The risk of low-quality leads is unacceptable. That is why a new model must emerge for long-term success.

The risk of low-quality leads

Businesses lose $20,000 for low-quality leads the sales team receives.

That is an unacceptable loss for marketers. Marketing teams and CMOs are already on a tight budget and asked to do more with less.

High-quality leads are an increasing rarity. And they must be captured by addressing the risks and identifying the market fits that are looking to mitigate them.

Capture the Category Entry Points of the ideal lead.

The B2B LinkedIn Institute is a subject for deep study. They paired up with the Ehrenberg-Bass Institute for their groundbreaking studies.

One such study is the CEP or the category entry points. These points are memories inside the lead. They say before searching on a search engine, consumers search their brains for answers. Almost every time, leads will go for a safe and dependable partner.

LinkedIn Institute says to market to the 95% out-market prospects and the 5% in-market.

The strategy ensures a steady flow of long-term solutions through awareness and trust building.
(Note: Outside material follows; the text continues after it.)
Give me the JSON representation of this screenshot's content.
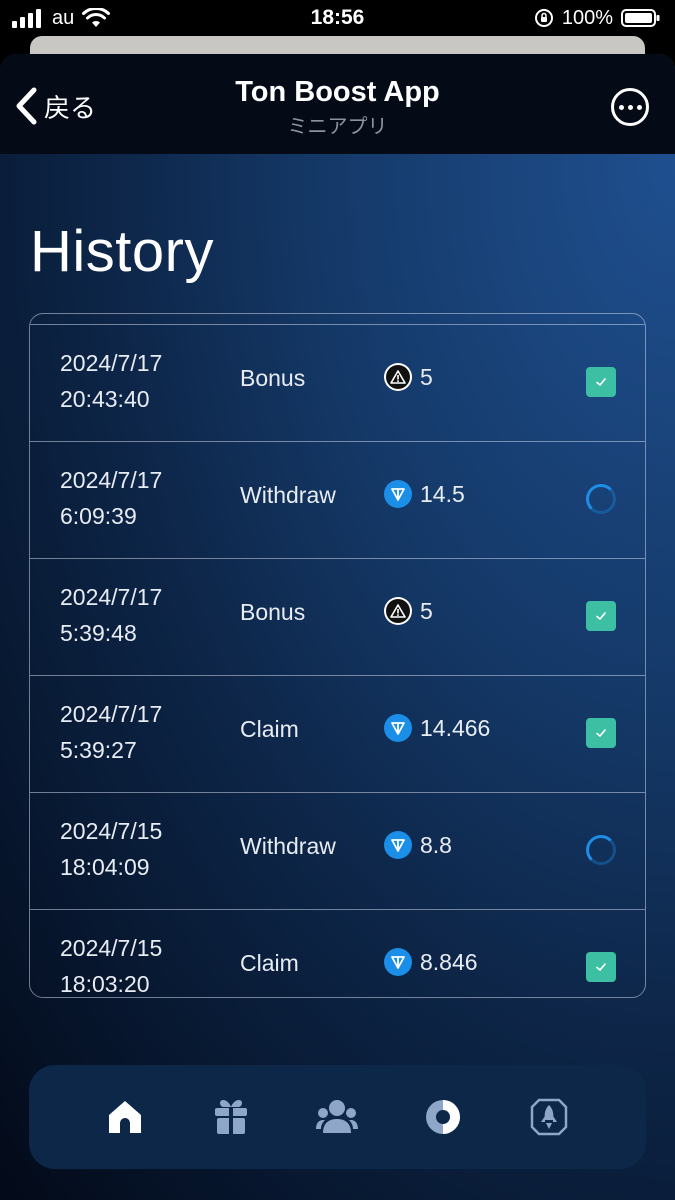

Mitigation of risk is where Ciente shines. We create a compelling and cohesive message for your brand.

Our lead generation process combines the dependability of old-school practices with a new granular approach.

The risk factors in the industry are concerning, but understanding why they exist and creating plans to tackle them is the new role of lead generation.

We understand the risks of the market and aim to subdue them with strategic processes, cohesive data flow and compelling messages. This includes keeping our data fresh and up-to-date and generating relevant leads that lead to more sales success.